Welcome Associate Professor, Emanuel Vespa

Emanuel Vespa received his Ph.D. in economics from the New York University in 2012. He was an assistant professor at UC Santa Barbara prior to joining UC San Diego this fall. His primary interests are in experimental and behavioral economics and his appointment will strengthen UC San Diego’s standing in these fields. He has published 12 papers in excellent journals including the American Economic Review.
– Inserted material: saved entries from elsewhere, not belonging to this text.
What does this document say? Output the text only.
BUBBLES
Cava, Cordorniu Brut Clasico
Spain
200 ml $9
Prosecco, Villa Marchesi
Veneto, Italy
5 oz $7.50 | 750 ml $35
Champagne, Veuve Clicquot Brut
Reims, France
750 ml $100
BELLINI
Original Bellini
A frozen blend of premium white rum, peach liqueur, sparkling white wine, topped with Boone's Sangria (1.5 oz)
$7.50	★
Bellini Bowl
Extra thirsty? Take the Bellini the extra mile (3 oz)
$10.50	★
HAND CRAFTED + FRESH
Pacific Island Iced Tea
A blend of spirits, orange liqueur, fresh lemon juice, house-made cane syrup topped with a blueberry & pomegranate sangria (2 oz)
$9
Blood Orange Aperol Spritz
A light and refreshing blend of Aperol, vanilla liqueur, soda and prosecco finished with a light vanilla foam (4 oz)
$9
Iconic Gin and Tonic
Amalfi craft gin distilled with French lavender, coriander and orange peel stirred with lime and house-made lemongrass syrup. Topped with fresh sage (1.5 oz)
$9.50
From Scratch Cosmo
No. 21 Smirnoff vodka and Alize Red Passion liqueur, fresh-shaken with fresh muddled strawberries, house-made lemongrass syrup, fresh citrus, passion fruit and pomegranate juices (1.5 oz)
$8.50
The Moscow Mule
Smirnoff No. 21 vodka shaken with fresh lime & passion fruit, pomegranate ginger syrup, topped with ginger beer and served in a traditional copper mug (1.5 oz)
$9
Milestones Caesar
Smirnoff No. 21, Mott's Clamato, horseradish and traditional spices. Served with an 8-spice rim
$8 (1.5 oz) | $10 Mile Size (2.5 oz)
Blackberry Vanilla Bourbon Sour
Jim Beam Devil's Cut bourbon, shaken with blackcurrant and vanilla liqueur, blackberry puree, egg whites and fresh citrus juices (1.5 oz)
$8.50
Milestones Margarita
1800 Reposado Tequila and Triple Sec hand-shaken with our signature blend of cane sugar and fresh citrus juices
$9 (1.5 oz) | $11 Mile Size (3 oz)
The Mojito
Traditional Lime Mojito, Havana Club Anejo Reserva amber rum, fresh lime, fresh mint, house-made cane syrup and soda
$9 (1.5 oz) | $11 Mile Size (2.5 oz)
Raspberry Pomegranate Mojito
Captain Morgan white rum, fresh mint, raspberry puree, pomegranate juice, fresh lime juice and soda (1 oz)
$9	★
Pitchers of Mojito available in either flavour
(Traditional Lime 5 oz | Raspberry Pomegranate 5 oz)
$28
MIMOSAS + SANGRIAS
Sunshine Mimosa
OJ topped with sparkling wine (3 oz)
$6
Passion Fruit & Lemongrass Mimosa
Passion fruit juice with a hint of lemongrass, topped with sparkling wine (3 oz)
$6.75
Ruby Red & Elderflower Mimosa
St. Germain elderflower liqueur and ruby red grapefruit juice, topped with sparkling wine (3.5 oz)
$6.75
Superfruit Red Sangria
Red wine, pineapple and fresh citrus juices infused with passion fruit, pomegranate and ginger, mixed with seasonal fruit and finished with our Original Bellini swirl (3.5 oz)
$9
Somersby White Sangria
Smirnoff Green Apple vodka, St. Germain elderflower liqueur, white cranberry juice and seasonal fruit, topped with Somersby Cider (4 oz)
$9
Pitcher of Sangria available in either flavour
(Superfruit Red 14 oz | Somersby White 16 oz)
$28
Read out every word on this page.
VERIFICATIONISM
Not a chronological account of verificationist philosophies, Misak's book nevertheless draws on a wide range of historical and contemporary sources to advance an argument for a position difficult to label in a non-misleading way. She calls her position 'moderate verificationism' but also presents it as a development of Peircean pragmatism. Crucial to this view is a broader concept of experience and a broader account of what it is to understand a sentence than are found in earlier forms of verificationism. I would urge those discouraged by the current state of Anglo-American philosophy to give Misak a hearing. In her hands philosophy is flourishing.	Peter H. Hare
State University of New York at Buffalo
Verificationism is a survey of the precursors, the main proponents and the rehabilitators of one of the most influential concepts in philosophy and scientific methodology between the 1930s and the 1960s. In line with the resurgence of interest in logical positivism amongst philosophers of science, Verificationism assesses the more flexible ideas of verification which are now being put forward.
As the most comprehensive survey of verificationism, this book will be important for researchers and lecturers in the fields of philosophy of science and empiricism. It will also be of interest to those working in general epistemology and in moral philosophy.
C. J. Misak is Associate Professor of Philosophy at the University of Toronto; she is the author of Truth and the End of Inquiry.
A first area of his research explores the connection between difficulties with contingent reasoning and decision making in economics. Contingent reasoning is a type of cognitive sophistication widely assumed in economic models in which individuals need to make informational inferences from hypothetical events. His work has documented that failures in contingent reasoning can explain many well-known discrepancies between observed behavior and theoretical predictions in economics. A second area of research focuses on understanding behavior in a class of games for which theoretical work does not produce clear predictions. More specifically, the theory predicts that many different types of behavior might be observed. Applied economists, who use these games to model economic problems, need to make strong assumptions to make predictions with little guidance. Manu has designed laboratory experiments that help produce empirical criteria to determine which assumptions are more reliable. His research in this area has received support from the National Science Foundation.

At UC Santa Barbara he received an Outstanding Graduate Student Mentor Award and at UC San Diego he will mentor students in his areas of research. He will to teach graduate and undergraduate courses in experimental and behavioral economics.